In contrast, the New World seemed to emerge as the leader in terms of exciting and fresh wine production.

However, in a relatively recent turn of events, the New World has started following the European way of doing things.

For example, the warmer New World countries have cottoned on to, and appreciate, the fact that you have to plant certain grapes in particular places to provide them with the ideal conditions to flourish in.

And all of this is where the debate between Old World and New World wines spawns from.

However, the term ‘New World’ is slightly misleading; wines from this area of the world started being produced way back in the 1500s.

Sure, they’re not as old as those made in Europe, but they’re definitely not a truly modern creation.

What’s more, winemaking in the New World now replicates much of that in the Old World.

In the same breath, some Old World wines possess riper and more alcoholic characteristics, resembling the style of the New World. The lines are blurring.

Another notable difference between Old and New World wines isn’t in the wine itself, but on the labels.

It sounds superficial, but New World wine labels are much easier to read, and this is a definite plus.

For the newer market, the focus is on grape variety, thus the type of fruit as well as the region it was grown is listed.

In the Old World, the focus is on location, thus wines are named after their region rather than what grape was used to make them (although this is changing).

While super Tuscans and the famous French varieties of wine will always be held in awe by wine lovers, New World countries are forging names for themselves with particular grapes better suited to the warmer climates.

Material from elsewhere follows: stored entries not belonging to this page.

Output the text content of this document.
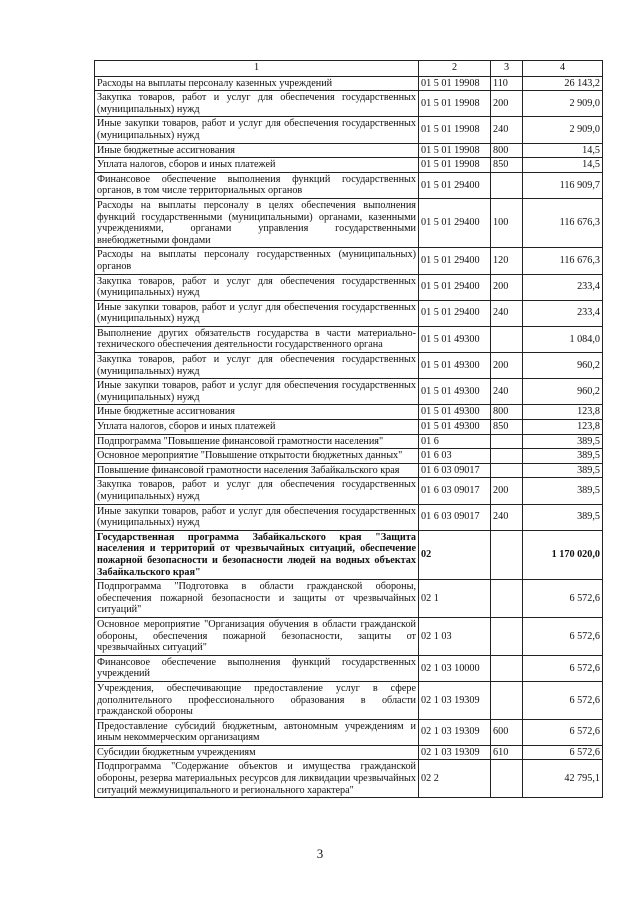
1	2	3	4
Расходы на выплаты персоналу казенных учреждений	01 5 01 19908	110	26 143,2
Закупка товаров, работ и услуг для обеспечения государственных (муниципальных) нужд	01 5 01 19908	200	2 909,0
Иные закупки товаров, работ и услуг для обеспечения государственных (муниципальных) нужд	01 5 01 19908	240	2 909,0
Иные бюджетные ассигнования	01 5 01 19908	800	14,5
Уплата налогов, сборов и иных платежей	01 5 01 19908	850	14,5
Финансовое обеспечение выполнения функций государственных органов, в том числе территориальных органов	01 5 01 29400		116 909,7
Расходы на выплаты персоналу в целях обеспечения выполнения функций государственными (муниципальными) органами, казенными учреждениями, органами управления государственными внебюджетными фондами	01 5 01 29400	100	116 676,3
Расходы на выплаты персоналу государственных (муниципальных) органов	01 5 01 29400	120	116 676,3
Закупка товаров, работ и услуг для обеспечения государственных (муниципальных) нужд	01 5 01 29400	200	233,4
Иные закупки товаров, работ и услуг для обеспечения государственных (муниципальных) нужд	01 5 01 29400	240	233,4
Выполнение других обязательств государства в части материально-технического обеспечения деятельности государственного органа	01 5 01 49300		1 084,0
Закупка товаров, работ и услуг для обеспечения государственных (муниципальных) нужд	01 5 01 49300	200	960,2
Иные закупки товаров, работ и услуг для обеспечения государственных (муниципальных) нужд	01 5 01 49300	240	960,2
Иные бюджетные ассигнования	01 5 01 49300	800	123,8
Уплата налогов, сборов и иных платежей	01 5 01 49300	850	123,8
Подпрограмма "Повышение финансовой грамотности населения"	01 6		389,5
Основное мероприятие "Повышение открытости бюджетных данных"	01 6 03		389,5
Повышение финансовой грамотности населения Забайкальского края	01 6 03 09017		389,5
Закупка товаров, работ и услуг для обеспечения государственных (муниципальных) нужд	01 6 03 09017	200	389,5
Иные закупки товаров, работ и услуг для обеспечения государственных (муниципальных) нужд	01 6 03 09017	240	389,5
Государственная программа Забайкальского края "Защита населения и территорий от чрезвычайных ситуаций, обеспечение пожарной безопасности и безопасности людей на водных объектах Забайкальского края"	02		1 170 020,0
Подпрограмма "Подготовка в области гражданской обороны, обеспечения пожарной безопасности и защиты от чрезвычайных ситуаций"	02 1		6 572,6
Основное мероприятие "Организация обучения в области гражданской обороны, обеспечения пожарной безопасности, защиты от чрезвычайных ситуаций"	02 1 03		6 572,6
Финансовое обеспечение выполнения функций государственных учреждений	02 1 03 10000		6 572,6
Учреждения, обеспечивающие предоставление услуг в сфере дополнительного профессионального образования в области гражданской обороны	02 1 03 19309		6 572,6
Предоставление субсидий бюджетным, автономным учреждениям и иным некоммерческим организациям	02 1 03 19309	600	6 572,6
Субсидии бюджетным учреждениям	02 1 03 19309	610	6 572,6
Подпрограмма "Содержание объектов и имущества гражданской обороны, резерва материальных ресурсов для ликвидации чрезвычайных ситуаций межмуниципального и регионального характера"	02 2		42 795,1
3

Argentina is building itself a reputation as the Malbec master, a grape traditional to Bordeaux but possibly better suited to the South American terrain and climate, while Australian Shiraz is arguably better than its European counterpart.

Is it possible to say whether Old World or New World wine is better?

Put simply: no.

It really comes down to personal taste and whether you’re a traditionalist or a modern enthusiast.

But with the differences between the two starting to blur, maybe wine enthusiasts will no longer differentiate between regions and instead concentrate solely on quality.